There’s a document that traces the familial history of Jupiter Hammon, the first published African American poet, back to Nigeria, which gives the best indication I’ve been able to find of where the enslaved people at Sylvester Manor came from. There’s a note about retrieving a horse that Obium “ran away with” — the focus being more on the horse, as Obium has been captured by this point and the concern is elsewhere.
Overall, the pickings are slim, the information scant. While Sylvester Manor itself still stands, the earth is still being cultivated and farmed and loved, the people who were forced to work it centuries ago, who made the Sylvesters’ wealth with their forced labor, are mostly ghosts.
I’m grateful for the information that I was able to find, and any glimpses into the past are exciting, if also harrowing at times. I’ll be turning everything over in my mind for some time to come, as with everything I encountered on this trip. The stories of these people are not mine to tell, nor really, I don’t think, mine to share, at least not in my own words — the story that belongs to me is the story of the Sylvesters, their ancestors, their descendants, their deeds. But to try to tell their story without a depth of understanding about their surroundings, the world they lived in, the people whose lives they affected, feels deeply irresponsible.

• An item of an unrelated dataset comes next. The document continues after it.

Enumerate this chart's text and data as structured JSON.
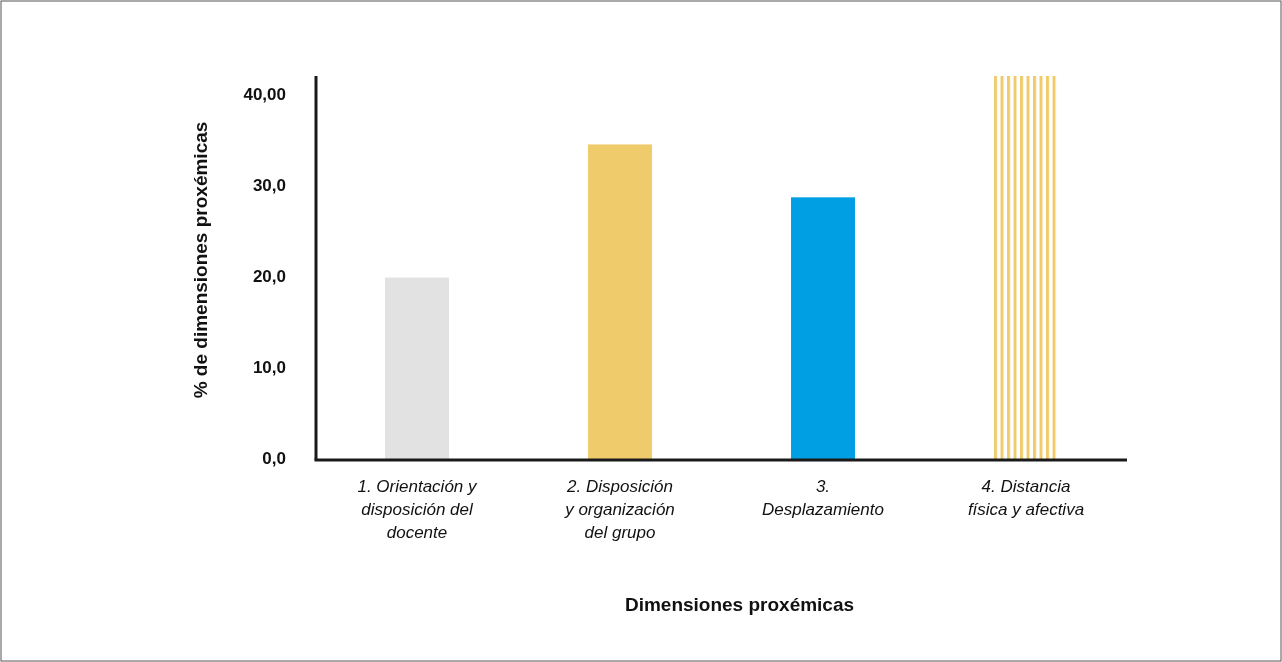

Take, for instance, a book I found in the inn I’m staying at. It was published in 2002 for the island’s 350th anniversary. In it are photos and histories. The way the story of the original inhabitants is told is somewhat clipped — sharing some information and ending with the deeply passive, “Gradually by the late 1700s, many of the Shelter Island Manhansets were absorbed into the culture of the European settlers.” There are no mentions of the land deals that were made and not honored; the Europeans’ taking over of the island’s natural ecosystem, forcing an economy based on production and payment (in the form of Barbadian rum); the European diseases that wiped out vast portions of the Native population; the forced dependance that Sylvester Manor created.

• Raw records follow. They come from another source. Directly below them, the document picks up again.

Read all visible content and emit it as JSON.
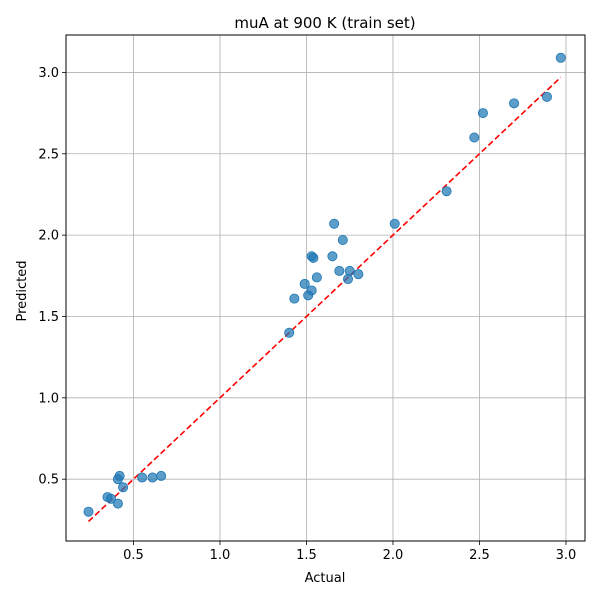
{
  "chart_data": {
    "type": "scatter",
    "title": "muA at 900 K (train set)",
    "xlabel": "Actual",
    "ylabel": "Predicted",
    "xlim": [
      0.11,
      3.11
    ],
    "ylim": [
      0.12,
      3.23
    ],
    "xticks": [
      0.5,
      1.0,
      1.5,
      2.0,
      2.5,
      3.0
    ],
    "xtick_labels": [
      "0.5",
      "1.0",
      "1.5",
      "2.0",
      "2.5",
      "3.0"
    ],
    "yticks": [
      0.5,
      1.0,
      1.5,
      2.0,
      2.5,
      3.0
    ],
    "ytick_labels": [
      "0.5",
      "1.0",
      "1.5",
      "2.0",
      "2.5",
      "3.0"
    ],
    "grid": true,
    "point_color": "#1f77b4",
    "reference_line": {
      "style": "dashed",
      "color": "#ff0000",
      "from": [
        0.24,
        0.24
      ],
      "to": [
        2.97,
        2.97
      ]
    },
    "points": [
      {
        "x": 0.24,
        "y": 0.3
      },
      {
        "x": 0.35,
        "y": 0.39
      },
      {
        "x": 0.37,
        "y": 0.38
      },
      {
        "x": 0.41,
        "y": 0.35
      },
      {
        "x": 0.41,
        "y": 0.5
      },
      {
        "x": 0.42,
        "y": 0.52
      },
      {
        "x": 0.44,
        "y": 0.45
      },
      {
        "x": 0.55,
        "y": 0.51
      },
      {
        "x": 0.61,
        "y": 0.51
      },
      {
        "x": 0.66,
        "y": 0.52
      },
      {
        "x": 1.4,
        "y": 1.4
      },
      {
        "x": 1.43,
        "y": 1.61
      },
      {
        "x": 1.49,
        "y": 1.7
      },
      {
        "x": 1.51,
        "y": 1.63
      },
      {
        "x": 1.53,
        "y": 1.66
      },
      {
        "x": 1.53,
        "y": 1.87
      },
      {
        "x": 1.54,
        "y": 1.86
      },
      {
        "x": 1.56,
        "y": 1.74
      },
      {
        "x": 1.65,
        "y": 1.87
      },
      {
        "x": 1.66,
        "y": 2.07
      },
      {
        "x": 1.69,
        "y": 1.78
      },
      {
        "x": 1.71,
        "y": 1.97
      },
      {
        "x": 1.74,
        "y": 1.73
      },
      {
        "x": 1.75,
        "y": 1.78
      },
      {
        "x": 1.8,
        "y": 1.76
      },
      {
        "x": 2.01,
        "y": 2.07
      },
      {
        "x": 2.31,
        "y": 2.27
      },
      {
        "x": 2.47,
        "y": 2.6
      },
      {
        "x": 2.52,
        "y": 2.75
      },
      {
        "x": 2.7,
        "y": 2.81
      },
      {
        "x": 2.89,
        "y": 2.85
      },
      {
        "x": 2.97,
        "y": 3.09
      }
    ]
  }
}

Similarly, the book mentions the enslaved people only in passing. While writing about what Grissell, the lady of the manor, would do in her day to day life, it places her into a position of cooking, cleaning, and gardening at certain points, while then acknowledging that the labor was “primarily performed by slaves brought from the West Indies and by indentured servants from England, supplemented by Native Americans.” (An Island Sheltered)
Another book that I found, The History of Shelter Island by Ralph G. Duvall, laments on its very first page, “What a pity it is that the Indians who inhabited the territory now known as the United States have left no written records of their race.”
Meanwhile, I uncovered whole documents (in another file — the Native American file; equally slim) on the dying Algonquian language, which will be a story for another day.
As a storyteller and a history lover, I find a few questions to be key. How do I relate history in an appropriate way? How do I avoid recreating old harms or introducing new ones? How do I produce writing that is aware of itself and its position, which tells only the story I am able and ought to tell? How, and at what times, do I move aside for other voices?
We’re all history tellers, is the truth. We tell our own stories. We talk about the lives of our parents, our grandparents. We speak broadly about the past in casual ways that we may not have examined. I think, in these instances, the above questions are still just as pressing.
I’ll continue to grapple; I hope you do, too.
All sources thanks to the Shelter Island Historical Society.